If you’re reading this, it’s likely that you care about sign language. Perhaps you are interested in learning it for yourself. Or maybe you would like to use it to help your children communicate. No matter the reason, your interest goes right along with the intent of the International Day of Sign Languages.
As more of us learn and use sign language, it will become more accepted as a standard form of communication in our world. When our kids learn to sign so that they can express themselves, they also gain tools for understanding others in the future.
So to celebrate the International Day of Sign Languages, our part is to learn a new sign. If you’re experienced or extra ambitious, you could learn a few new signs.
Where can we learn new signs?
You know what’s coming next, right? Look through our Signing Time Dictionary! We have detailed instructions and demonstration videos for so many signs and phrases. There are entire sections for things in your home, at school, and in nature. You can learn signs for toys or animals or clothing. Manners and mealtime signs are really easy to learn since we get a chance to practice them a lot. So check out the free Signing Time Dictionary for a new sign or phrase to learn.

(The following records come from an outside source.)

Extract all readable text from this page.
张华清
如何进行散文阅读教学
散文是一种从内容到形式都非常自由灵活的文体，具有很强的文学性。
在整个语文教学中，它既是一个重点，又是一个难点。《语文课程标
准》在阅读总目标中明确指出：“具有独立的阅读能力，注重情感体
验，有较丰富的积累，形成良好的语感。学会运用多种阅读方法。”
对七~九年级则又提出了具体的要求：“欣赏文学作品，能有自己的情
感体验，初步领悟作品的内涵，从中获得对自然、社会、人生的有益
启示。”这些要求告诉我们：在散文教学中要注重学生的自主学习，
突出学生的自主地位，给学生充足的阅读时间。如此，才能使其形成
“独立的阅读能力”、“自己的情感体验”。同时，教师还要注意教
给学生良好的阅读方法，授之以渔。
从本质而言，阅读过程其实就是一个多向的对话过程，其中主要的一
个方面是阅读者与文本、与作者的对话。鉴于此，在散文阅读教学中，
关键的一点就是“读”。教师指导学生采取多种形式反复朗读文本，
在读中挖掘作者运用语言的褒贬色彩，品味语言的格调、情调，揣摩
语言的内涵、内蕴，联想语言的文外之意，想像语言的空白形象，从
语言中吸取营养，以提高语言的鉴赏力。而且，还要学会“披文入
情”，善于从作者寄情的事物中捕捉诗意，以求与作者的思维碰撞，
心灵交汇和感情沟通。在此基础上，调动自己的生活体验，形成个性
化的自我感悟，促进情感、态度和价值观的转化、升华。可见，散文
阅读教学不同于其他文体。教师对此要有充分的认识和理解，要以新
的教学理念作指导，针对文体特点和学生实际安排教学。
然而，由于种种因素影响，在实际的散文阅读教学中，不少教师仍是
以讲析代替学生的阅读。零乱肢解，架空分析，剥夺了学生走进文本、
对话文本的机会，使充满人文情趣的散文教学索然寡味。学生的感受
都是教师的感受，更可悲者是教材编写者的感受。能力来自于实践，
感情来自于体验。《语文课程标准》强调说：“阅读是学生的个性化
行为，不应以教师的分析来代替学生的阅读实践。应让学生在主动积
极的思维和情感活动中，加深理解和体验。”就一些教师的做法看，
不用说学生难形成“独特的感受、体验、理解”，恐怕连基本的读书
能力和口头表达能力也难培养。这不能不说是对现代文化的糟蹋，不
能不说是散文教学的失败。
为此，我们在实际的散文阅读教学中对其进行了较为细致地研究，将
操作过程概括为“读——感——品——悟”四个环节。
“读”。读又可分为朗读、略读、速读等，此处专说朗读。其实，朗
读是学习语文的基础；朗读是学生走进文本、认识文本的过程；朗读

At My Signing Time, we take it further and make it even easier to learn new signs. Our fun, musical, educational shows teach even the littlest children to sign. We begin with Baby Signing Time, which uses clever songs, animation, and real signing babies under the age of two. Baby Signing Time makes it easy and fun for children under two years old to learn signs to go along with their daily activities.
Then we have tons of Classic Signing Time shows to help your children continue to learn signing for their everyday lives. These aren’t just time-killing entertainment. Our shows are fun, but the fun is for the purpose of learning. Kids who watch Signing Time learn to communicate earlier with both signing and speaking. Special needs kids who have difficulty speaking often pick up on signing much easier, and they find confidence in being able to express themselves.
Learning takes repetition
This learning requires repetition, just like any other learning. But you can feel comfortable knowing that your children are watching positive, confidence building, educational programs. These shows will teach them American Sign Language so that they can both communicate their needs and understand the needs of others who use ASL.
When we learn Sign Language, we take part in the mission of the International Day of Sign Languages. Let’s take part in promoting unity by including Sign Language in our everyday lives.